Дело в том, что Алик уезжал в Томск на сессию, у меня же неожиданно появилась возможность перенести сессию на осень, на то время, когда я буду принимать участие в конкурсе на актерский факультет, а сейчас взять «академический отпуск по семейным обстоятельствам» и ехать к маме в Калининскую область, чтоб там подкормиться и отдохнуть от холодной и голодной зимы. Появилась такая возможность потому, что в нашем подшефном госпитале нужны были сопровождающие для тех раненых, кто был списан «подчистую» и не мог самостоятельно добраться до дому. И вот один солдат с ампутированной ногой должен был ехать куда-то в Подмосковье и ему требовалась провожатая. Когда я узнала об этом, то сначала отнеслась к такому плану, как к несбыточной мечте, но посоветовавшись с Аликом и взвесив все обстоятельства, пришла к выводу, что грешно пропустить такой случай — бесплатно проехать до Москвы и обратно, пожить у мамы, подкрепиться там в преддверии тех двойных нагрузок, которые ожидали меня впереди. А сессия — что ж, сдам ее осенью, а за эти месяцы еще раз повторю весь пройденный материал.

Была и еще одна причина, по которой я так легко уговорила себя в разумности подобного «зигзага»: я запустила занятия и боялась экзаменов, поэтому дарованные мне два месяца на подготовку воспринимала как подарок. Опасалась я, что директор откажет мне, но и тут обошлось, хотя, как мне кажется, наш милейший Николай Евгеньевич догадался о причине «крайней необходимости побывать у мамы». Приказ об академическом отпуске до августа 44-го года был подписан, и я с сего дня обретала полную свободу.

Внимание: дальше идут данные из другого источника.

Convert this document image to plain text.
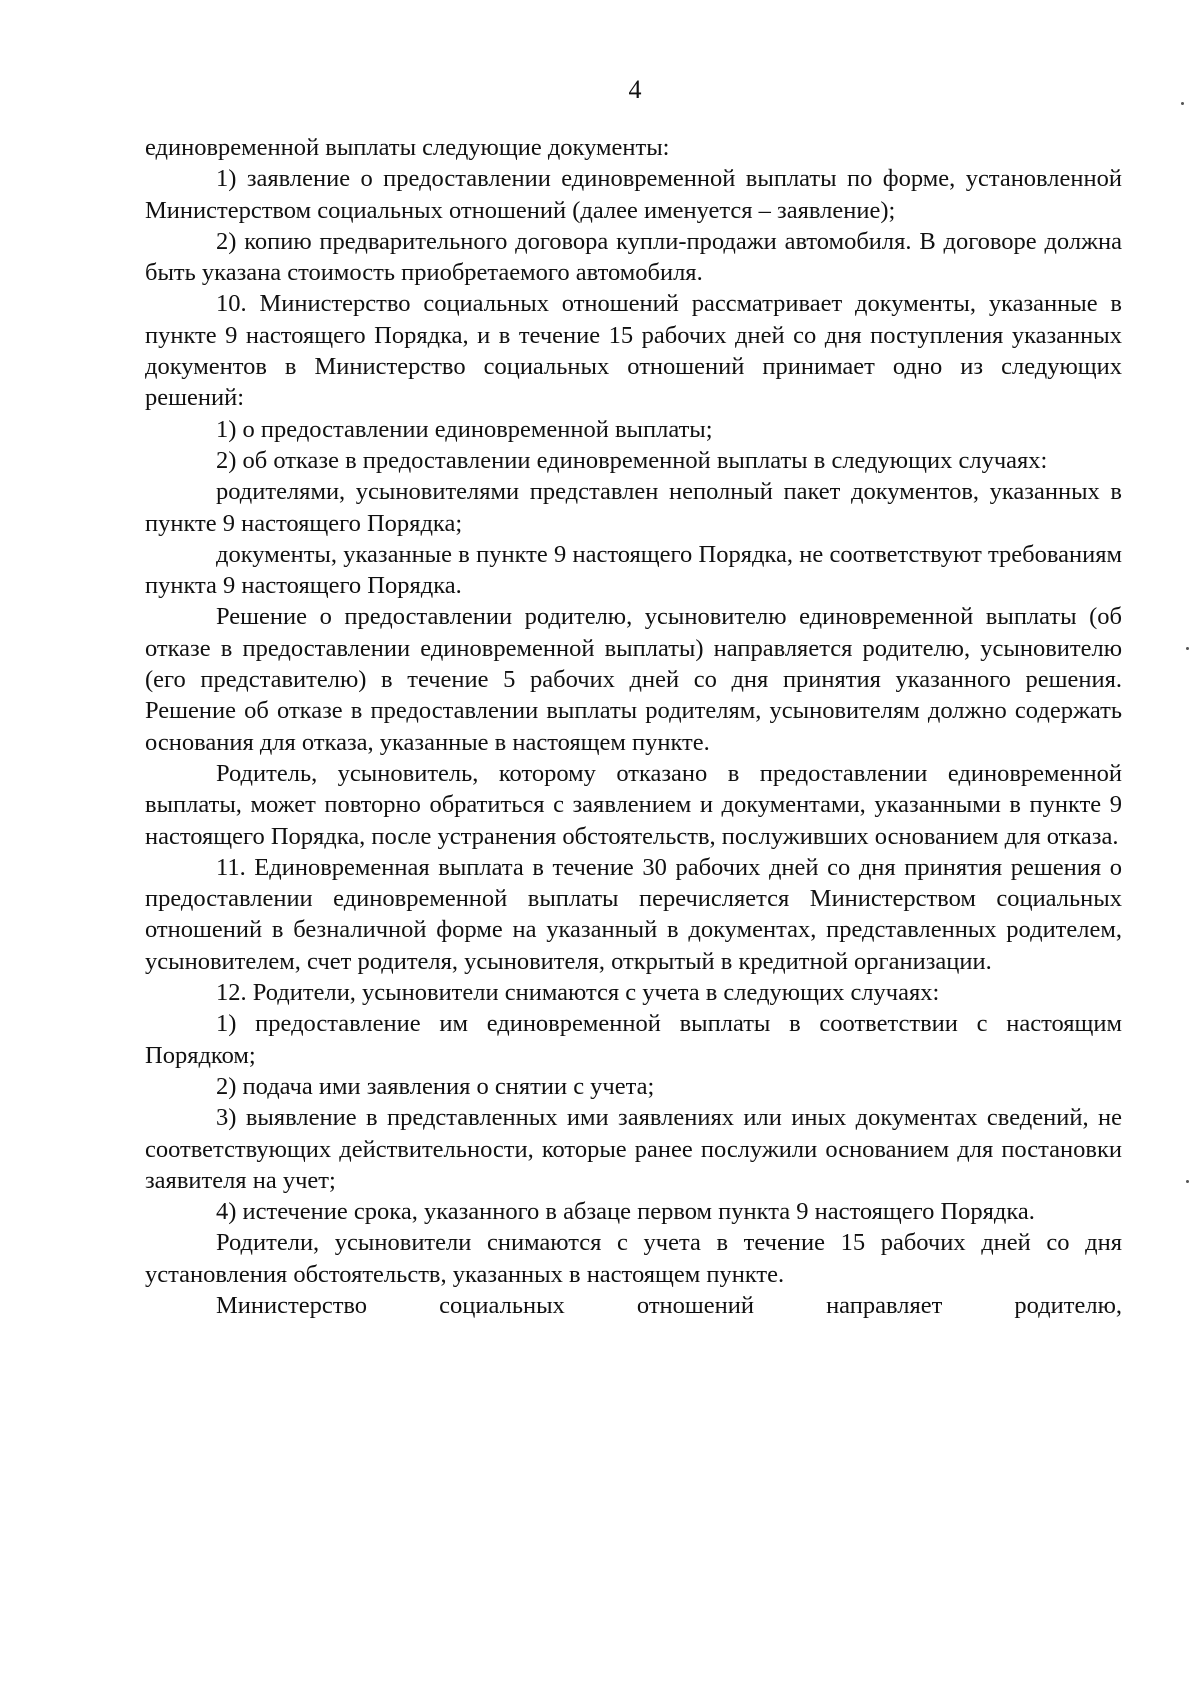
4

единовременной выплаты следующие документы:

1) заявление о предоставлении единовременной выплаты по форме, установленной Министерством социальных отношений (далее именуется – заявление);

2) копию предварительного договора купли-продажи автомобиля. В договоре должна быть указана стоимость приобретаемого автомобиля.

10. Министерство социальных отношений рассматривает документы, указанные в пункте 9 настоящего Порядка, и в течение 15 рабочих дней со дня поступления указанных документов в Министерство социальных отношений принимает одно из следующих решений:

1) о предоставлении единовременной выплаты;

2) об отказе в предоставлении единовременной выплаты в следующих случаях:

родителями, усыновителями представлен неполный пакет документов, указанных в пункте 9 настоящего Порядка;

документы, указанные в пункте 9 настоящего Порядка, не соответствуют требованиям пункта 9 настоящего Порядка.

Решение о предоставлении родителю, усыновителю единовременной выплаты (об отказе в предоставлении единовременной выплаты) направляется родителю, усыновителю (его представителю) в течение 5 рабочих дней со дня принятия указанного решения. Решение об отказе в предоставлении выплаты родителям, усыновителям должно содержать основания для отказа, указанные в настоящем пункте.

Родитель, усыновитель, которому отказано в предоставлении единовременной выплаты, может повторно обратиться с заявлением и документами, указанными в пункте 9 настоящего Порядка, после устранения обстоятельств, послуживших основанием для отказа.

11. Единовременная выплата в течение 30 рабочих дней со дня принятия решения о предоставлении единовременной выплаты перечисляется Министерством социальных отношений в безналичной форме на указанный в документах, представленных родителем, усыновителем, счет родителя, усыновителя, открытый в кредитной организации.

12. Родители, усыновители снимаются с учета в следующих случаях:

1) предоставление им единовременной выплаты в соответствии с настоящим Порядком;

2) подача ими заявления о снятии с учета;

3) выявление в представленных ими заявлениях или иных документах сведений, не соответствующих действительности, которые ранее послужили основанием для постановки заявителя на учет;

4) истечение срока, указанного в абзаце первом пункта 9 настоящего Порядка.

Родители, усыновители снимаются с учета в течение 15 рабочих дней со дня установления обстоятельств, указанных в настоящем пункте.

Министерство социальных отношений направляет родителю,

Алик был рад за меня и со спокойной душой уехал в Томск. Я должна была уехать вслед за ним через три-четыре дня — мой подшефный солдатик учился ходить на протезе и его готовили к выписке. Девчонки в общежитии завидовали моей свободе и я «на законных основаниях» забросила все конспекты и учебники (еще успею!) и наслаждалась полным бездельем. Но буквально на второй день моего отпуска я вдруг получаю от мамы письмо, в котором она сообщает, что оформила документы для возвращения в Ленинград и они с бабушкой в первых числах июня уезжают из деревни! Я же не писала ей о том, что приеду, — хотела сделать сюрприз.